UFC Light Heavyweight Champion Daniel Cormier joined Jim Rome in studio Tuesday on CBS Sports Radio to promote his Saturday night rematch with Jon Jones in Anaheim at UFC 214.

The former champion Jones’ year-long suspension over a United States Anti-Doping Agency violation was lifted so the two fighters can finally square off again to renew their much hated rivalry.

Although Cormier is aware of Jones’ past USADA violation, he said he is still preparing for the version of Jones he fought in January of 2015, and the man who was on the short list of many as the greatest pound-for-pound fighter ever, not the Jones who last entered the octagon in April of 2016 against Ovince Saint Preux.
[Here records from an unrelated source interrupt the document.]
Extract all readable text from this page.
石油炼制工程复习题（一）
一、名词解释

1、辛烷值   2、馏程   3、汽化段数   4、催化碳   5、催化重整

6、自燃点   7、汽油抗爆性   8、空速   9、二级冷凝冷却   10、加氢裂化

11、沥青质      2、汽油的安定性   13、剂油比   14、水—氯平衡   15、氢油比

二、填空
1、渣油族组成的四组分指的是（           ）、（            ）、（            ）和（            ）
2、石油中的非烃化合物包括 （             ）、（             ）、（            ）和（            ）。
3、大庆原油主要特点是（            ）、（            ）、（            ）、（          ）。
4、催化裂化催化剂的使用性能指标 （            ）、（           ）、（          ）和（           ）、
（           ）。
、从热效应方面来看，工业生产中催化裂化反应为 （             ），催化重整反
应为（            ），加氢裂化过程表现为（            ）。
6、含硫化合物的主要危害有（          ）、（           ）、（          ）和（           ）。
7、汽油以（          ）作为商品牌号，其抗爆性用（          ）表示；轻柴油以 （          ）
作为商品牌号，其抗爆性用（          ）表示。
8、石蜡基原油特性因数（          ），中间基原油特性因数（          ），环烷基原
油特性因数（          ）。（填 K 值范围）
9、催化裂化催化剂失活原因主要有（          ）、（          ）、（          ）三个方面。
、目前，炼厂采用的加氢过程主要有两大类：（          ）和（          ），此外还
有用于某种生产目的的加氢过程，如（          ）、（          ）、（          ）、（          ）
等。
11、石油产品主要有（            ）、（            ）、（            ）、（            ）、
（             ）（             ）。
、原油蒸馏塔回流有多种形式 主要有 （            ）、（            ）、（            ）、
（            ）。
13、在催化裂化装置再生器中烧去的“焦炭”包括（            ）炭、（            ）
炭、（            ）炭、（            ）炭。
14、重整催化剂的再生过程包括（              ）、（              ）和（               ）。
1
“I have prepared for the best version of him, like as good as he’s ever been, the guy that beat Shogun Rua way back in the day and made Shogun tap to strikes,” Cormier said. “My thought is the guy we saw against Ovince Saint Preux, the guy that was tentative, a little bit more hesitant.”

Cormier made it clear, it wasn’t Jones’ ring rust that led to his underwhelming victory over Saint Preux but rather the fact that USADA had taken over the UFC’s drug testing program by then, believing the former champ was clean at the time.

“That’s not rust. I looked at the fight, and I said yesterday, that’s as good as he can give,” Cormier said. “This is a new world, before we were all fighting without the United States Anti-Doping Association. We were fighting under some different rules.”

“Now we’re fighting clean. We have to fight clean, all of us, and I believe in the Ovince Saint Preux fight. I told him [Jones] yesterday, you should be proud of your performance, because you got the most out of yourself that you could ever get. That was the best he could ever fight was how he fought Ovince Saint Preux. So don’t rag on his performance, he did fine, he fought to the best of his ability.”

The 38-year-old believes Jones is a very skilled fighter but thinks if he fights without an “edge” it will break him mentally as the fight goes deeper and deeper.

“The confidence is like, oh man, can I really do this? In the third round, am I going to feel like I’d did against Andre Gusmao?” Cormier said. “Or am I going to feel like I did when I was Superman against Shogun, or the fourth round against me when I’m tiring, and he’s getting his second wind.”

“There’s a lot of fighters that will openly admit to doing things in the past, and they say when they had to do it the right way, they never felt the same in their minds, more than physical. Physically, I’m sure he can do anything. He is a good athlete. Physically, I’m sure he can do anything, but let’s see what happens to that mind when I’m pushing him.”

Cormier believes a UFC fighter in today’s era would have to have deep pockets to continue to use performance enhancing drugs to attempt to stay a step ahead of the current drug testing program.

“I feel like the money you need to run from USADA has to be bigger,” Cormier said. “You know, remember the whole Lance Armstrong thing? It took them years, but eventually they caught Lance Armstrong, and they were doing some stuff that was at a different level, and I’m not sure MMA guys have the resources to cheat at that level.”